Question
HP, Inc. (formerly Hewlett-Packard Company) issued zero-coupon notes at the end of its 1997 fiscal year that mature at the end of its 2017 fiscal
HP, Inc. (formerly Hewlett-Packard Company) issued zero-coupon notes at the end of its 1997 fiscal year that mature at the end of its 2017 fiscal year. $1,800,000,000 face amount of 20-year debt sold for $968 million, a price yielding an implicit annual interest rate of 3.149%. In fiscal 2002, HP repurchased $257 million in face value of the notes for a purchase price of $127 million, resulting in a gain on the early extinguishment of debt.
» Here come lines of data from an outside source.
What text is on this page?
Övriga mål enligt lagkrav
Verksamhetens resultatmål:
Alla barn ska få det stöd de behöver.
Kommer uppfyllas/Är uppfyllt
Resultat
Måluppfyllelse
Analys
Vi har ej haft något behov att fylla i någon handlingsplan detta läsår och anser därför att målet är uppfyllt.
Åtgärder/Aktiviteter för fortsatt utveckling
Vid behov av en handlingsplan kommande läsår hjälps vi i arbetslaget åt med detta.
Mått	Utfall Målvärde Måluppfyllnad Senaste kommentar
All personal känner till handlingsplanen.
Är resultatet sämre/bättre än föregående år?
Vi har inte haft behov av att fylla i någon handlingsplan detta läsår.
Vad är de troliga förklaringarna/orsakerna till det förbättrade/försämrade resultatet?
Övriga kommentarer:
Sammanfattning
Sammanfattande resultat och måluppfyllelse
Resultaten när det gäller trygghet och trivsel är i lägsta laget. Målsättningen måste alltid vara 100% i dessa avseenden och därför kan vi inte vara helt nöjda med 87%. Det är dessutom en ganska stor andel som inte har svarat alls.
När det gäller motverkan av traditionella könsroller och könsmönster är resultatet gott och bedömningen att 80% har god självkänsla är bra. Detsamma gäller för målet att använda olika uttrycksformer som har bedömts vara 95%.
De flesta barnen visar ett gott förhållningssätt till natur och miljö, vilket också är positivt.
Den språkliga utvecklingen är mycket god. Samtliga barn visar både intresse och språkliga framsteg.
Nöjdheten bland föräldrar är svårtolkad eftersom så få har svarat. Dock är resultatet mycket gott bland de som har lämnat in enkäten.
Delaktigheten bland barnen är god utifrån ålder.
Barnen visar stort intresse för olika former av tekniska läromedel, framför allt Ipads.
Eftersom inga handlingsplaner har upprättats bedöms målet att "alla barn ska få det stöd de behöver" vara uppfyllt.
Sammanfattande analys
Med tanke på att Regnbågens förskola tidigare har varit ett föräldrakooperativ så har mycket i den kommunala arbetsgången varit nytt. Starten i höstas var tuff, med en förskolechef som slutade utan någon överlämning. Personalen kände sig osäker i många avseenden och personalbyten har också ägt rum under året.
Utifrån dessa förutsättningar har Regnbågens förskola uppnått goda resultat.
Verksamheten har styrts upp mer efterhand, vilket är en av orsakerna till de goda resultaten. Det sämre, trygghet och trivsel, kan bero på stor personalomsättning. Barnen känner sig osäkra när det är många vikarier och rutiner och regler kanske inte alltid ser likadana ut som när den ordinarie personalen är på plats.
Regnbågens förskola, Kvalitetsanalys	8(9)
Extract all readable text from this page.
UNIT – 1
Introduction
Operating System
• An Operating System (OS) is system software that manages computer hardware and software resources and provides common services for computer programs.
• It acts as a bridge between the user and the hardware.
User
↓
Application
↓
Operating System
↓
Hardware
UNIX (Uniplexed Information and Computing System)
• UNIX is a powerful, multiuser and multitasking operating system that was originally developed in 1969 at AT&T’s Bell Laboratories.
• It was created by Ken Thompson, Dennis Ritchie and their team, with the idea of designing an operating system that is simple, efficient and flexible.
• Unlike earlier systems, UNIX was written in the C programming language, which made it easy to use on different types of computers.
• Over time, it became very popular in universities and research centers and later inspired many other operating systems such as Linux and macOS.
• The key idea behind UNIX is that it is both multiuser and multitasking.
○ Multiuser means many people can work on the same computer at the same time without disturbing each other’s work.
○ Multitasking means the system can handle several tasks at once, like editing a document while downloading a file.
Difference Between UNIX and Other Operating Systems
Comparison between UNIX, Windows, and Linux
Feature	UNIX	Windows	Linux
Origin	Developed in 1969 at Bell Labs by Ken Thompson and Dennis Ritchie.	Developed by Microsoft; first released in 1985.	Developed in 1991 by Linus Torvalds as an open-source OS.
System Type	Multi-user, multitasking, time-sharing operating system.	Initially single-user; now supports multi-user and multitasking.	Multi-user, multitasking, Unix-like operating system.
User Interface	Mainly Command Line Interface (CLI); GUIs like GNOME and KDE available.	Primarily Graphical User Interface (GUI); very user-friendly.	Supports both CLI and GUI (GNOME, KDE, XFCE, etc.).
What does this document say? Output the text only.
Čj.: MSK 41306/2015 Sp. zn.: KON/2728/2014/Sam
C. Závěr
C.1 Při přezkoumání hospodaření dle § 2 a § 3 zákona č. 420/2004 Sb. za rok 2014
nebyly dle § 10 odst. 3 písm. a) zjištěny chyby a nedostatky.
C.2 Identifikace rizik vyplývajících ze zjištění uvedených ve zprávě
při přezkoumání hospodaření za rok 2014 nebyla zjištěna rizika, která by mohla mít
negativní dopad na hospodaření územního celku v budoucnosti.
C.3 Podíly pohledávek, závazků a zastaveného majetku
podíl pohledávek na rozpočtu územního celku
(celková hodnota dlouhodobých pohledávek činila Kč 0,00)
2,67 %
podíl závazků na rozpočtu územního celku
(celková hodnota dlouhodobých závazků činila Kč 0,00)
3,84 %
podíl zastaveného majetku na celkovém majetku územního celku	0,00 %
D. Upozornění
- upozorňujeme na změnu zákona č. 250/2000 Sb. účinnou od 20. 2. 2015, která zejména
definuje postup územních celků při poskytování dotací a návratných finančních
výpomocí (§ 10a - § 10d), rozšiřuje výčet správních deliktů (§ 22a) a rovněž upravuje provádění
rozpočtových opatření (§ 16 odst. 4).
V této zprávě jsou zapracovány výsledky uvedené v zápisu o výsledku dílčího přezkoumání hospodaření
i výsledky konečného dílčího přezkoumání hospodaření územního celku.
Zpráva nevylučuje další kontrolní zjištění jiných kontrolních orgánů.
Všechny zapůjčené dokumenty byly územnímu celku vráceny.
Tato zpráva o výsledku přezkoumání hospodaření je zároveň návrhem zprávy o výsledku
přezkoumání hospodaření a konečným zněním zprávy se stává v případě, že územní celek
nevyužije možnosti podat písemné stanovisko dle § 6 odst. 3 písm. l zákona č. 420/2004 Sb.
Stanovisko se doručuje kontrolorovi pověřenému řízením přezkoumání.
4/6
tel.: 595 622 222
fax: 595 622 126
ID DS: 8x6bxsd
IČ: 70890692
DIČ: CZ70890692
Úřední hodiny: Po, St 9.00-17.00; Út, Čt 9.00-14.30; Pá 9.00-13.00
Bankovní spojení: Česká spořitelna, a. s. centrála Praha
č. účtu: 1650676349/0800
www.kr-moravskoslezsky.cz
Discuss the financial statement effects of these transactions. In your analysis, include the following: (Express all numbers in millions; for example, the face amount is $1,800.) 1. The journal entry HP Inc. used to record the issuance of the zero-coupon notes in 1997. 2. An amortization schedule for the notes. Assume interest is calculated annually. 3. The specific (dollar amount) effect on HPs net income and cash flows in 1998. Consider that accrued interest expense is deductible on the corporate tax return, and assume HPs tax rate is 35%. 4. The general financial statement effects of the notes, in terms of increases and decreases to net income and balance sheet accounts, over the 20-year term. 5. The journal entry HP Inc. used to record the early extinguishment of debt in 2002, assuming the repurchase was made at the end of the year. (Hint: Repurchasing some of the notes before the maturity date is early extinguishment of the debt. Consider the reduction in both the Discount account and the Notes Payable account. Note that the book value of the debt at the end of 2002 can be found in the amortization schedule.) 6. Your comments on why HP might have chosen to issue zero-coupon notes instead of interest-bearing notes, and why they might have decided to repurchase some of the notes in 2002.